Writers Write: My Favourite Book 31

Jenny Blackford

 

Hidden somewhere in one of the cupboards, I have a small cross-stitched sampler hand-embroidered (and designed) by a friend when we were both 14 or so. It’s in Elvish. I also own the Donald Swann record of the poems and songs of Middle-Earth, which includes J.R.R Tolkien reading “A Elbereth Gilthoniel”. I suspect that I can still recite most of the words. I can certainly still dredge obscure Middle-Earth facts out of long-unused areas of my memory – for example, that Elrond is Galadriel’s son-in-law.

Yes, I’m a Lord of the Rings tragic. I don’t dare open the books, or I wouldn’t get anything else done until I finished rereading them yet again. The trilogy has (almost) everything: humour, deep history, high drama, languages, mysterious forms of magic, romance (albeit rather chaste), relentless villains, flawed heroes – even dragons and Elves. And I always did like it that they’re not just elves, but Elves.

I know that people either love or hate the trilogy, so that’s as far as I’ll go in trying to convince anyone of the virtues of LOTR (though I can’t resist pointing out that the prose is a delight, nothing like the debased Quoth that so many insist it is; archaic language is only ever used when it’s appropriate and even necessary, usually in scenes involving characters who have outlived many generations of human beings – even if they still look young, or at least ageless.)

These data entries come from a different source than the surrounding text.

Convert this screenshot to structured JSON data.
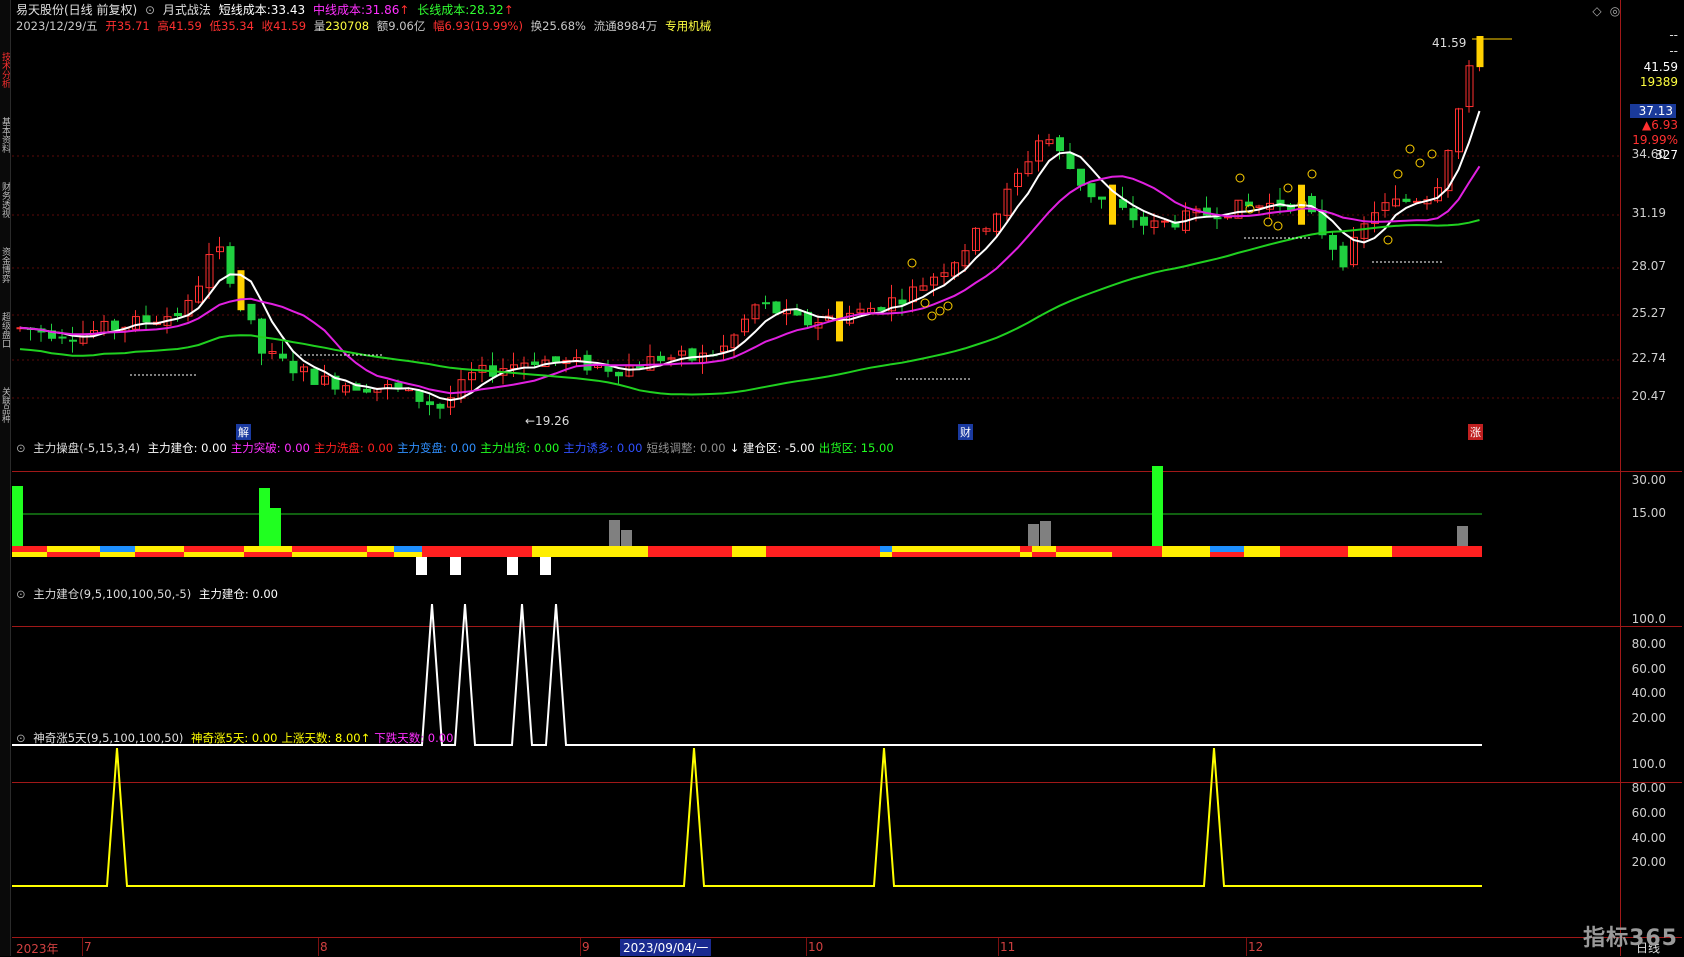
{
  "sidebar": {
    "tabs": [
      {
        "label": "技术分析",
        "active": true
      },
      {
        "label": "基本资料",
        "active": false
      },
      {
        "label": "财务透视",
        "active": false
      },
      {
        "label": "资金博弈",
        "active": false
      },
      {
        "label": "超级盘口",
        "active": false
      },
      {
        "label": "关联品种",
        "active": false
      }
    ]
  },
  "header": {
    "stock_name": "易天股份(日线 前复权)",
    "formula": "月式战法",
    "short_cost_label": "短线成本:",
    "short_cost": "33.43",
    "mid_cost_label": "中线成本:",
    "mid_cost": "31.86",
    "long_cost_label": "长线成本:",
    "long_cost": "28.32",
    "arrow_up": "↑",
    "date": "2023/12/29/五",
    "open_label": "开",
    "open": "35.71",
    "high_label": "高",
    "high": "41.59",
    "low_label": "低",
    "low": "35.34",
    "close_label": "收",
    "close": "41.59",
    "vol_label": "量",
    "vol": "230708",
    "amount_label": "额",
    "amount": "9.06亿",
    "chg_label": "幅",
    "chg": "6.93(19.99%)",
    "turnover_label": "换",
    "turnover": "25.68%",
    "float_label": "流通",
    "float": "8984万",
    "industry": "专用机械"
  },
  "right_panel": {
    "dashes": "--",
    "price": "41.59",
    "volume": "19389",
    "cur_price": "37.13",
    "change": "▲6.93",
    "change_pct": "19.99%",
    "count": "327",
    "hidden_price": "41.59"
  },
  "main_y_labels": [
    "34.60",
    "31.19",
    "28.07",
    "25.27",
    "22.74",
    "20.47"
  ],
  "annotations": {
    "low_price": "←19.26",
    "high_price": "41.59",
    "jie": "解",
    "cai": "财",
    "zhang": "涨"
  },
  "panel1": {
    "title": "主力操盘(-5,15,3,4)",
    "items": [
      {
        "label": "主力建仓:",
        "value": "0.00",
        "color": "#ffffff"
      },
      {
        "label": "主力突破:",
        "value": "0.00",
        "color": "#ff30ff"
      },
      {
        "label": "主力洗盘:",
        "value": "0.00",
        "color": "#ff2020"
      },
      {
        "label": "主力变盘:",
        "value": "0.00",
        "color": "#3090ff"
      },
      {
        "label": "主力出货:",
        "value": "0.00",
        "color": "#20ff20"
      },
      {
        "label": "主力诱多:",
        "value": "0.00",
        "color": "#3050ff"
      },
      {
        "label": "短线调整:",
        "value": "0.00",
        "color": "#909090"
      },
      {
        "label": "↓ 建仓区:",
        "value": "-5.00",
        "color": "#ffffff"
      },
      {
        "label": "出货区:",
        "value": "15.00",
        "color": "#20ff20"
      }
    ],
    "y_labels": [
      "30.00",
      "15.00"
    ]
  },
  "panel2": {
    "title": "主力建仓(9,5,100,100,50,-5)",
    "item_label": "主力建仓:",
    "item_value": "0.00",
    "y_labels": [
      "100.0",
      "80.00",
      "60.00",
      "40.00",
      "20.00"
    ]
  },
  "panel3": {
    "title": "神奇涨5天(9,5,100,100,50)",
    "items": [
      {
        "label": "神奇涨5天:",
        "value": "0.00",
        "color": "#ffff00"
      },
      {
        "label": "上涨天数:",
        "value": "8.00↑",
        "color": "#ffff00"
      },
      {
        "label": "下跌天数:",
        "value": "0.00",
        "color": "#ff30ff"
      }
    ],
    "y_labels": [
      "100.0",
      "80.00",
      "60.00",
      "40.00",
      "20.00"
    ]
  },
  "x_axis": {
    "labels": [
      "2023年",
      "7",
      "8",
      "9",
      "10",
      "11",
      "12"
    ],
    "cursor_date": "2023/09/04/一",
    "period": "日线"
  },
  "logo": {
    "text": "指标365"
  },
  "colors": {
    "up": "#ff3030",
    "down": "#20c020",
    "white_line": "#ffffff",
    "magenta_line": "#e020e0",
    "green_line": "#20d020",
    "yellow": "#ffff00",
    "grid": "#7a1010"
  },
  "chart_data": {
    "type": "candlestick",
    "title": "易天股份(日线 前复权)",
    "x_range": [
      "2023-06",
      "2023-12-29"
    ],
    "ylim": [
      19.26,
      41.59
    ],
    "last_bar": {
      "open": 35.71,
      "high": 41.59,
      "low": 35.34,
      "close": 41.59
    },
    "ma_lines": [
      {
        "name": "短线成本",
        "value": 33.43
      },
      {
        "name": "中线成本",
        "value": 31.86
      },
      {
        "name": "长线成本",
        "value": 28.32
      }
    ],
    "panel2_peaks": 4,
    "panel3_peaks": 4
  }
}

LOTR was a perfect fit for the teenage me: a fey budding poet obsessed with ancient languages and Faery, a misfit in one of the roughest High Schools in the Hunter Valley, where surfies ruled and netball was brutal. What could have been better than a trilogy that grew out of a philological obsession with the deep myth/historical background to a set of invented languages? With Elves?